Rural-urban migration did inevitably lead to overwhelming demand for land, housing and other facilities in urban centers. The demand for housing at the time that the study was undertaken was highest in Gaborone followed far behind by Francistown, Lobatse, and Selibe-Phikwe which resulted in emergence of squatter settlements.
The authors of the study also state that starting the mid 1980s, the demand for housing spilled into villages and settlements surrounding towns and cities, which, in turn, resulted into rapid growth of illegal, unplanned and un-serviced residential plots in peri-urban areas.
It is also appreciated that projects undertaken under the state-led PPPs banner have contributed largely in construction of secondary infrastructure networks (access roads, water supply, drainage and storm water systems and supply of houses. Their contribution has reduced housing shortages and saved public funds. The government has made substantial financial savings with regard to provision of infrastructure services.
“The release of agricultural freehold land for housing, industrial, commercial and community facilities has reduced pressure on Gaborone City Council and filled the gap that the government could not”, states the report.
The study authors however decry that the adoption of the PPs concept in Botswana “has been by default rather than design. The launching of projects now classified under the PPPs banner appear to have been driven by economic diversification and privatization policies rather than the need to share risks and or achieve efficiency. There were neither clearly defined responsibilities, expectations nor agreements on how to obtain finance, supply land, provide infrastructure networks, construct community, operate and maintain PPP projects.
“Worse still, local authorities and utility companies were neither consulted nor engaged in the design and implementation. This challenge was most prominent in private sector led projects. Consequently, local authorities and utility firms were not ready to takeover roads, street lights, refuse collection and other services developed under the banner of the public private partnership because they didn’t plan, budget nor prepare for the”, laments the study.
Most disturbing is the fact that “the projects were implemented without written agreements or legally binding instruments.

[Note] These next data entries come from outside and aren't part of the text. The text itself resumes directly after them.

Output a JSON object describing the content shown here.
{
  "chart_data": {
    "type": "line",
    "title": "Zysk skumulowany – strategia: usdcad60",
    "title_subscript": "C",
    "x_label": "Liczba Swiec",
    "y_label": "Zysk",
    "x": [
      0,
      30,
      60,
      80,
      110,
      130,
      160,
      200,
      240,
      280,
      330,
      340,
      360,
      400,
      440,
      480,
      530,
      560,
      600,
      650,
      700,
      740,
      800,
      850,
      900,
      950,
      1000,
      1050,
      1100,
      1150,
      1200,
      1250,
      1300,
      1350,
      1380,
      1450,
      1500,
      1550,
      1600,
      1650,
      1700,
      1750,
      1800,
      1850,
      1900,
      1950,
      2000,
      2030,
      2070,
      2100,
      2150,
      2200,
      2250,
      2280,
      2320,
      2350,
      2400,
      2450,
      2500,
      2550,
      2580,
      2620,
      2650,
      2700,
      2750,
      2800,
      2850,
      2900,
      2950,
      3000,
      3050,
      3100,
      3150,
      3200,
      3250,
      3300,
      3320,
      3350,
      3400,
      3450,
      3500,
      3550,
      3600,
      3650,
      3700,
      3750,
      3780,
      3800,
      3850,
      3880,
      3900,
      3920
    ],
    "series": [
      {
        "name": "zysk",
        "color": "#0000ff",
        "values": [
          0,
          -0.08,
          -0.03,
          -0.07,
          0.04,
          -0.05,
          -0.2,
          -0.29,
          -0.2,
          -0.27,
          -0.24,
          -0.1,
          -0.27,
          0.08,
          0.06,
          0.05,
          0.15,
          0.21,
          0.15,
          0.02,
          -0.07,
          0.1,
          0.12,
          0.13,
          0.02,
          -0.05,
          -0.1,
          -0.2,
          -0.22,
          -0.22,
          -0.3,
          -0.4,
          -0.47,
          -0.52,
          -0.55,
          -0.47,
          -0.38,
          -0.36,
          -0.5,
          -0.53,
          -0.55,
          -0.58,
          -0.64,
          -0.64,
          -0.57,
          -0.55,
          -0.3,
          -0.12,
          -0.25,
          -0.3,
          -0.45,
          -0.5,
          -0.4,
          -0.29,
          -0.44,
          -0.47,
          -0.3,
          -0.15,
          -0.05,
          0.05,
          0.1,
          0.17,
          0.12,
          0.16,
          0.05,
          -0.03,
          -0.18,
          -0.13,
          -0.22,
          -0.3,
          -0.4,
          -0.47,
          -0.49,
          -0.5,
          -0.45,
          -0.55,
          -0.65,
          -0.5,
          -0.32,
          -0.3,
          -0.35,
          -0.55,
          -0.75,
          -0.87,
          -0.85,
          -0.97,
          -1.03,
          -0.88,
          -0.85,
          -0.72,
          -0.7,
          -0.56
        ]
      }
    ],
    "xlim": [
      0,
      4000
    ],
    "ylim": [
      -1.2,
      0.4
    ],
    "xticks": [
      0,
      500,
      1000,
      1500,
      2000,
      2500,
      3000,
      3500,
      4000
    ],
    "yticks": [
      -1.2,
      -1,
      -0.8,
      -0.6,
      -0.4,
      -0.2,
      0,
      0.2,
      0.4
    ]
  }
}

Consequently, private partners pursued processes that would maximize their profits. All projects benefitted the elite, the rich and, at most, middle income earners. The poor and other vulnerable groups were left out. Even schemes targeting the poor ended up benefitting middle and high income earners. The poor have, as a result, been forced to find accommodation in peri-urban villages or reside in heavily congested but inadequately serviced self-help housing areas”.

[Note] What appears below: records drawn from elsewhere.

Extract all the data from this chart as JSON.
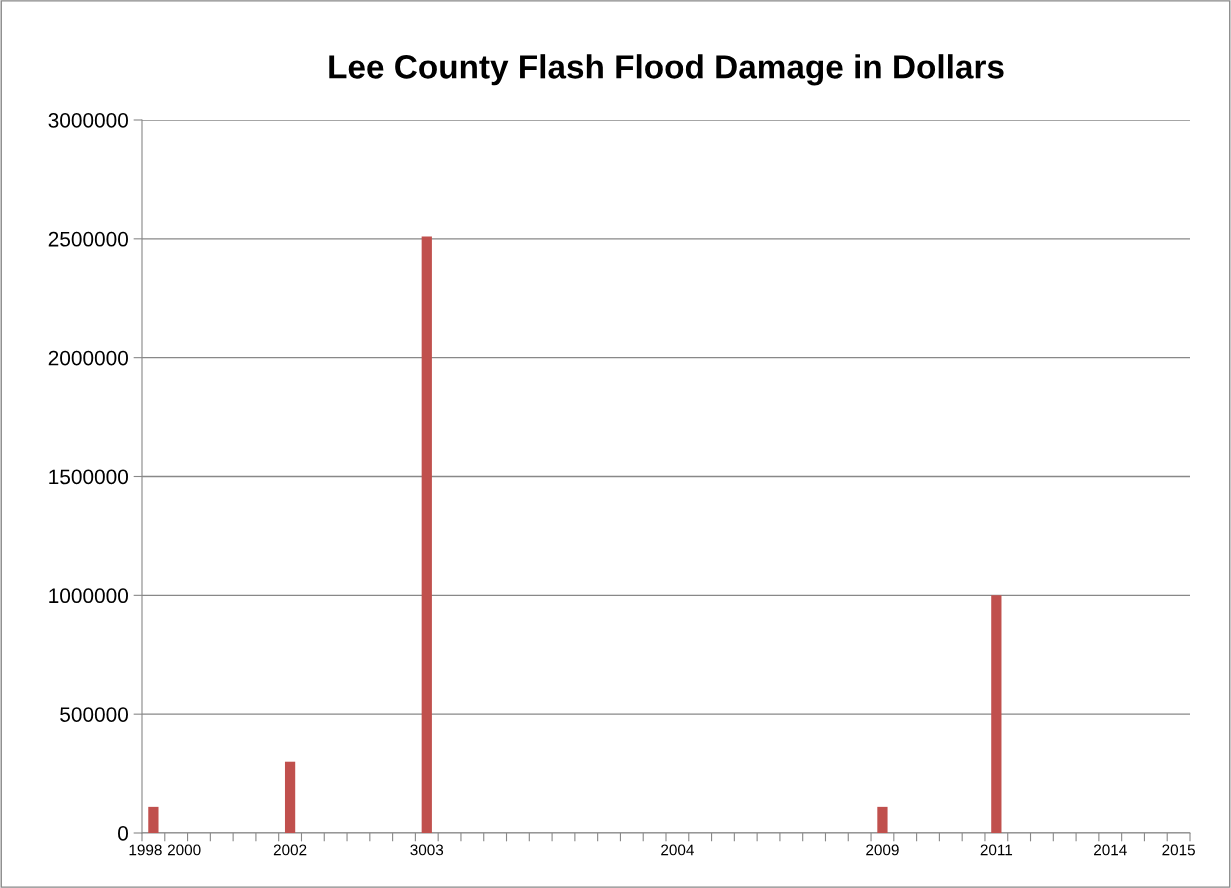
{
  "chart_data": {
    "type": "bar",
    "title": "Lee County Flash Flood Damage in Dollars",
    "categories": [
      "1998",
      "2000",
      null,
      null,
      null,
      null,
      "2002",
      null,
      null,
      null,
      null,
      null,
      "3003",
      null,
      null,
      null,
      null,
      null,
      null,
      null,
      null,
      null,
      null,
      "2004",
      null,
      null,
      null,
      null,
      null,
      null,
      null,
      null,
      "2009",
      null,
      null,
      null,
      null,
      "2011",
      null,
      null,
      null,
      null,
      "2014",
      null,
      null,
      "2015"
    ],
    "values": [
      110000,
      0,
      0,
      0,
      0,
      0,
      300000,
      0,
      0,
      0,
      0,
      0,
      2510000,
      0,
      0,
      0,
      0,
      0,
      0,
      0,
      0,
      0,
      0,
      0,
      0,
      0,
      0,
      0,
      0,
      0,
      0,
      0,
      110000,
      0,
      0,
      0,
      0,
      1000000,
      0,
      0,
      0,
      0,
      0,
      0,
      0,
      0
    ],
    "color": "#c0504d",
    "ylim": [
      0,
      3000000
    ],
    "yticks": [
      0,
      500000,
      1000000,
      1500000,
      2000000,
      2500000,
      3000000
    ],
    "grid": "y"
  }
}
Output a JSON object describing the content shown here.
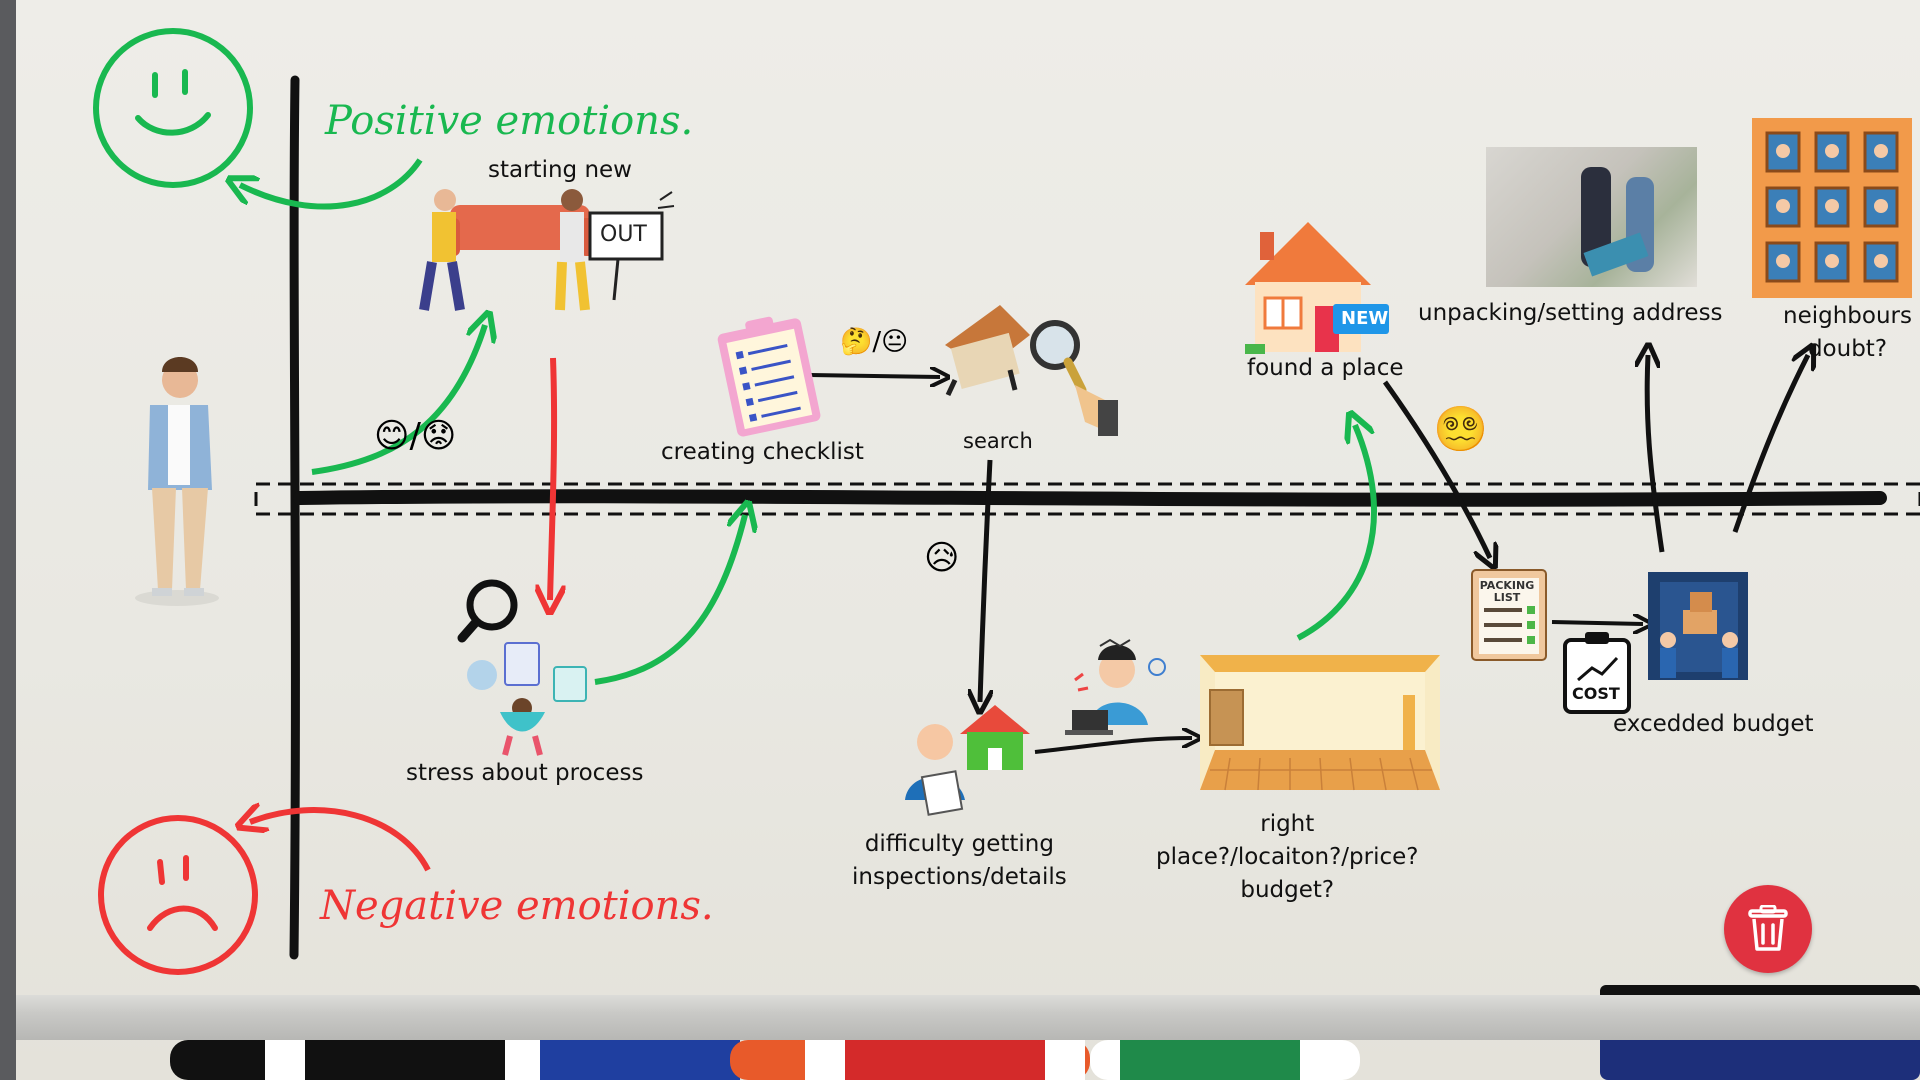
{
  "legend": {
    "positive": "Positive emotions.",
    "negative": "Negative emotions."
  },
  "steps": {
    "starting_new": "starting new",
    "stress": "stress about process",
    "checklist": "creating checklist",
    "search": "search",
    "difficulty_1": "difficulty getting",
    "difficulty_2": "inspections/details",
    "right_1": "right",
    "right_2": "place?/locaiton?/price?",
    "right_3": "budget?",
    "found": "found a place",
    "unpacking": "unpacking/setting address",
    "neighbours_1": "neighbours",
    "neighbours_2": "doubt?",
    "budget": "excedded budget"
  },
  "sign": {
    "out": "OUT"
  },
  "badges": {
    "new": "NEW",
    "packing": "PACKING LIST",
    "cost": "COST"
  },
  "emojis": {
    "happy_or_worried": "😊/😟",
    "thinking_or_neutral": "🤔/😐",
    "sad": "😥",
    "confused": "😵‍💫"
  },
  "colors": {
    "positive": "#19b850",
    "negative": "#ef3535",
    "trash": "#e03240"
  },
  "icons": {
    "trash": "trash-icon"
  }
}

The authors also take a swipe at the latest policy titled “Strategy On Private Sector Participation in Land Servicing” which they label as “deeply flawed” as it lays strong emphasis on government acquiring land either through willing-seller-willing-buyer arrangements or through compulsory acquisition.
“The undertaking whereby government acquires land at market prices, provides peripheral infrastructure services and then resells it to private sector partners is uncalled for bureaucratic process. The process is also liable to abuse and corruption. The proposed position of Accounting Officer/team consisting of representatives from a dozen of ministries, departments, utility providers and local authorities will introduce another layer in the land and housing delivery process”, concludes the study.